Tilton Gallery
8 East 76th Street, 212-737-2221
Upper East Side
October 12 - November 17, 2007
Reception: Friday, October 12, 6 - 8 PM
Web Site
An exhibition by Kamau Patton will be on view at Tilton Gallery from October 12th to November 17th, 2007. On display will be a selection of work from his Throne of Third Heaven Project, an interdisciplinary piece in which Patton shrewdly integrates anthropology and fiction in order to explore African American spiritual practices.
Through a series of manipulated videos and photographs Patton explores the elements of hybridity and iconographic hierarchy in African American ritual practice. By slightly subverting familiar forms, visuals systems, and sounds, he creates an entirely new, yet immediately recognizable religious system.

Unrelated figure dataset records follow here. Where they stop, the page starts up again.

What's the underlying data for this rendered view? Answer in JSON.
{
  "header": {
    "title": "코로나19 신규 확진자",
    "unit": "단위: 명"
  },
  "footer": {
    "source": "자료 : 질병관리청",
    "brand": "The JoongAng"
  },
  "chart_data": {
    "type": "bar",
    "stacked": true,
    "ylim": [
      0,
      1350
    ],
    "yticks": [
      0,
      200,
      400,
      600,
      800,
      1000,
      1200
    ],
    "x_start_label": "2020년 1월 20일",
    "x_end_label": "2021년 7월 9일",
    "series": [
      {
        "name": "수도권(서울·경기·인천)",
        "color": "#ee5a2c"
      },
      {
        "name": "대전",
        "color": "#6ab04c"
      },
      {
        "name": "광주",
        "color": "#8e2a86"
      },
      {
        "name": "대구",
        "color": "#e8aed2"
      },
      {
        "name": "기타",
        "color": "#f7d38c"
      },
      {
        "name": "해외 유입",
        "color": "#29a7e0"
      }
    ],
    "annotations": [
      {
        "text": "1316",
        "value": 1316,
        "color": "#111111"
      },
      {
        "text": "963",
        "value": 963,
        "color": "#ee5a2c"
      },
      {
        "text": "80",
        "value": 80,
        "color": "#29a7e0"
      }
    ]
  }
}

Patton tells his story with manufactured evangelical public access television broadcasts, a pre-existent dazzling throne built by James Hampton, a janitor who secretly created an assemblage of religious art through the 20th century, which he places in his photographs, both found and fabricated texts, and the artist himself who takes on the role as the religious leader. Together these elements form a new mythology complete with a convincing set of practices and beliefs. Though, unlike real living systems that are intended to instruct, Patton’s religious universe serves only as an allegory intended to uncover how these processes accommodate and inform communication and social change.
The hybrid nature of Patton’s work – the blending of fact and fiction – is reflective of the Diasporic cultures he pulls from. Like the religions systems found in the African Diaspora, Patton’s work contains an inherent malleability, a necessary quality for people and situations marked by instability.
Kamau Patton (b. 1972, Manhattan) lives in works in Bay Area, where he received his MFA from Stanford in 2005. He is currently an artist-in-residence at the Cantor Museum at Stanford University.